Maybe it’s to do with the cosmopolitan hi-falutin’ city lifestyle I was enjoying at the time, but the late 1990s seem to be a time of endless balsamic vinegar drizzles, piles of badly cooked polenta, and Gary Rhodes’ unbeatable bread and butter pudding. And if you got tired of dining out on expense accounts you could bring the experience home by hosting a dinner party: simply invite your most tolerable acquaintances over, pray they bring a bottle of something decent, and curate an evening’s listening from the most inoffensive new albums in your carousel.

But what to select to impress in 1998? Something cool, yet sophisticated, of course. Something recognisable, but not too populist. A year later and you could walk any given North London street and expect to hear the sounds of Moby’s Play doing for Alan Lomax’s field recordings what Paul Simon had done for African musicians, but back in 1998 your go-to artists could have been French duo Nicolas Godin and Jean-Benoît Dunckel, otherwise known as Air.

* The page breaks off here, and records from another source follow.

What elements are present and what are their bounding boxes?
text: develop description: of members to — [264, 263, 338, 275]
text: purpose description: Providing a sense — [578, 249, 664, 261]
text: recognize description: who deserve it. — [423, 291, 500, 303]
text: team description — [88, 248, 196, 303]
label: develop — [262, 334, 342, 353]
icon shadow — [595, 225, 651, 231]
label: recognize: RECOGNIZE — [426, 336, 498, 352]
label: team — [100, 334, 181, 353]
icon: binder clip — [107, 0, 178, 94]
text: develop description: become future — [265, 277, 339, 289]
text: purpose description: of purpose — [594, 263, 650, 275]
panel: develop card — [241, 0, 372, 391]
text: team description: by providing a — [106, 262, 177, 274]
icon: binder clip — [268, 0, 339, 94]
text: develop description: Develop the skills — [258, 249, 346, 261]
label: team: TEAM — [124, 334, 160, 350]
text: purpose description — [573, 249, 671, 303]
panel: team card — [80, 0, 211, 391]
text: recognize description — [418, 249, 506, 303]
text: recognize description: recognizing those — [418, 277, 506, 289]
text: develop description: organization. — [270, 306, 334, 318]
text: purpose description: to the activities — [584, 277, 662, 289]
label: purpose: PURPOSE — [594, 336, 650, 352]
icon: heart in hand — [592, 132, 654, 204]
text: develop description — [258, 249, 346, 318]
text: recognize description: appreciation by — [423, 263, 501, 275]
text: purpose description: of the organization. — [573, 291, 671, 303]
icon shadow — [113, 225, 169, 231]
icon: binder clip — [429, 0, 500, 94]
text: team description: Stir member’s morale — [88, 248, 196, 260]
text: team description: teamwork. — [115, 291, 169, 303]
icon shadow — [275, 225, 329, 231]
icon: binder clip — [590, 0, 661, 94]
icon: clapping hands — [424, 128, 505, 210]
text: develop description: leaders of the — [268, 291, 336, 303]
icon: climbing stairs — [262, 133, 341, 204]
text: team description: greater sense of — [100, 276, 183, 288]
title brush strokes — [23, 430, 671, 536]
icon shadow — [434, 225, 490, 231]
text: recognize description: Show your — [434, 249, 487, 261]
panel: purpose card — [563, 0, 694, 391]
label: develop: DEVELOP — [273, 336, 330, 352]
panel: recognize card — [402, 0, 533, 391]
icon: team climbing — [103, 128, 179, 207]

In 1997, Air released their debut EP Premiers Symptômes. A year later they followed it with Moon Safari, and for a brief while there was nothing cooler than this electronic space-pop. It was at once mystical and European, the way Kraftwerk appeared to be, but also universal - not to mention Universal. Predating and probably partly responsible for the subsequent chill-out years of the new millennium, Moon Safari brought insouciance and exuded a kind of coolness that it somehow drew from a sonic template that would normally be enjoyed with a knowing arch of the eyebrows. It features a song called Sexy Boy that ought to be laughable, but which is magnificent.

The first track on Moon Safari, though, is the seven-minute instrumental La Femme D’Argent. You can’t love me ironically, it seems to say, with its funky disco basslines and thoroughly un-modern synthesiser sounds, because I am already too ironic.